Addressing his Middle Class Task Force today, President Obama said steps taken by the Administration over the past year "have saved or created about 2 million jobs so far."

But just yesterday, three of his top aides were on the Sunday talk shows and each of them had a different number from the other.

•On NBC's Meet the Press, senior advisor to the president Valerie Jarrett offered the vaguest assertion that "the Recovery Act saved thousands and thousands of jobs."

•On Fox News Sunday, White House press secretary Robert Gibbs offered greater certainty saying that largely as a result of the recovery plan, money has been put "back into our economy that saved or created 1.5-million jobs."

•And on CNN's State of the Union, White House senior advisor David Axelrod was firm on the number but seemed hesitated on the correct description saying "the Recovery Act the president passed has created more than – or saved more than 2 million jobs."

So which is it? How many jobs can the Administration claim credit for and were they saved and/or created?

At his daily press briefing today, Gibbs was asked about the discrepancies in the numbers. He was quick to refer reporters to the January 13th study by the President's Council of Economic Advisors. It analyzed the spending and impact of the $787-billion Recovery Act and concluded that "[a]s of the fourth quarter of 2009, the (Act) has raised employment relative to what it otherwise would have been by 1 ½ to 2 million."

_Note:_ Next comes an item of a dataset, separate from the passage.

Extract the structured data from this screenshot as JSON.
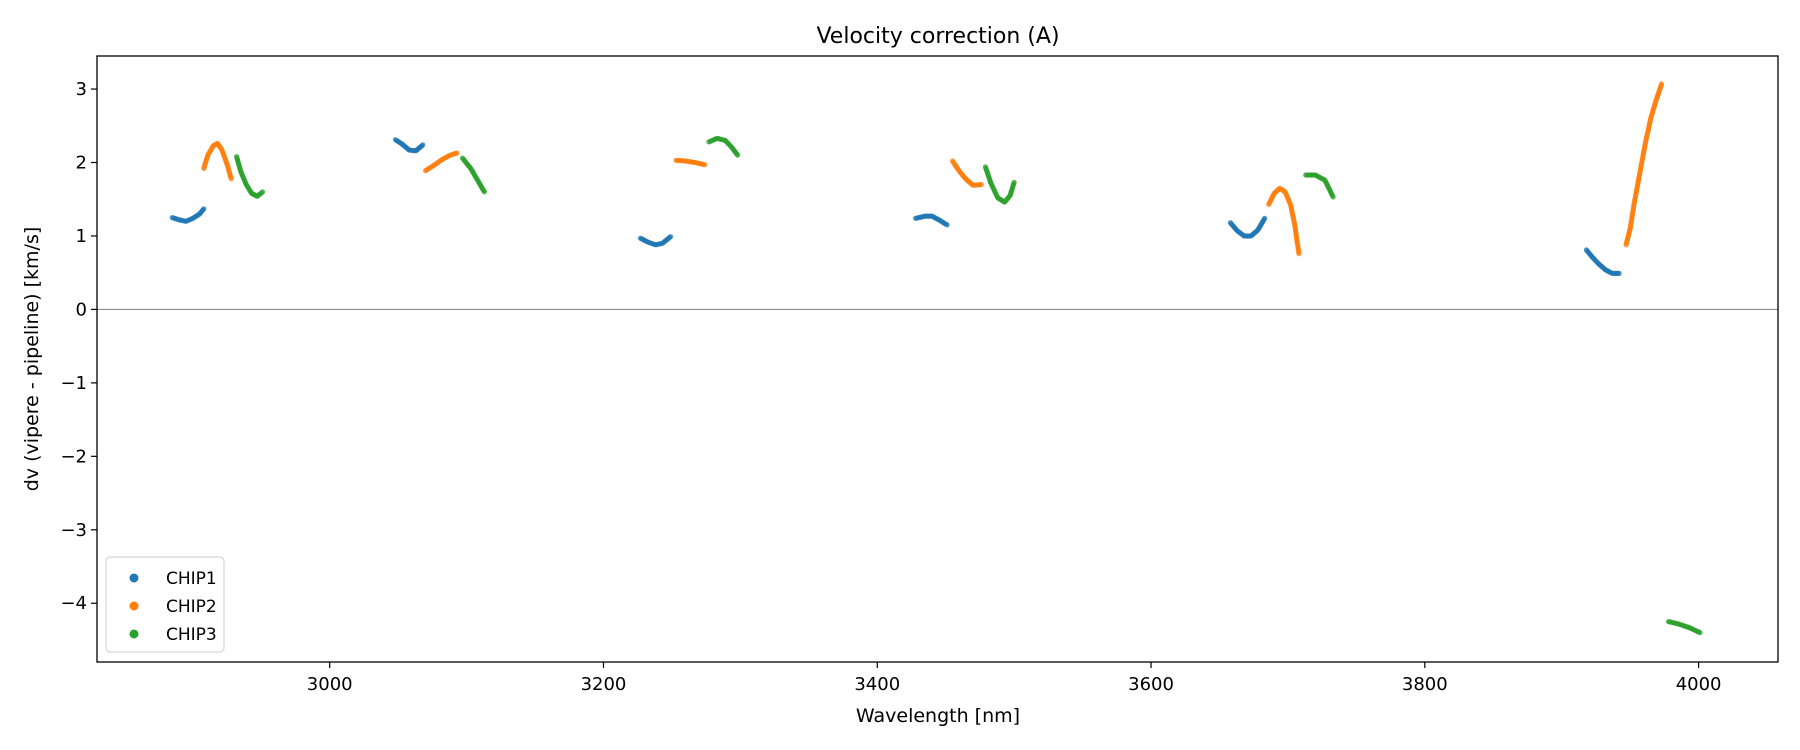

That would mean that three of the four officials cited above could claim to be correct. Mr. Obama and Axelrod went with the high-end estimate of two million jobs and Gibbs on the low-end at 1.5-million.

"Maybe I'm guilty of being less of a glass half-full kind of guy than David Axelrod," said Gibbs, with tongue-in-cheek, in explaining his assertion.

The report argues that a job is considered saved if it keeps an employee at work who otherwise would have been laid off were it not for funds from the Recovery Act. A job is created if a recipient of Recovery Act funds certifies that certain employees were hired solely because of the funding received from the Act.

While the Economic Advisors stand by their numbers, they make it clear in their report that their estimates are just that – and "are subject to substantial margins of error."

At the same time, the Economic Advisors assert that their findings "are strong enough and clear enough that we are confident that the basic conclusions are solid."

In government as in the private sector, inaccurate numbers are often preferred to no numbers at all.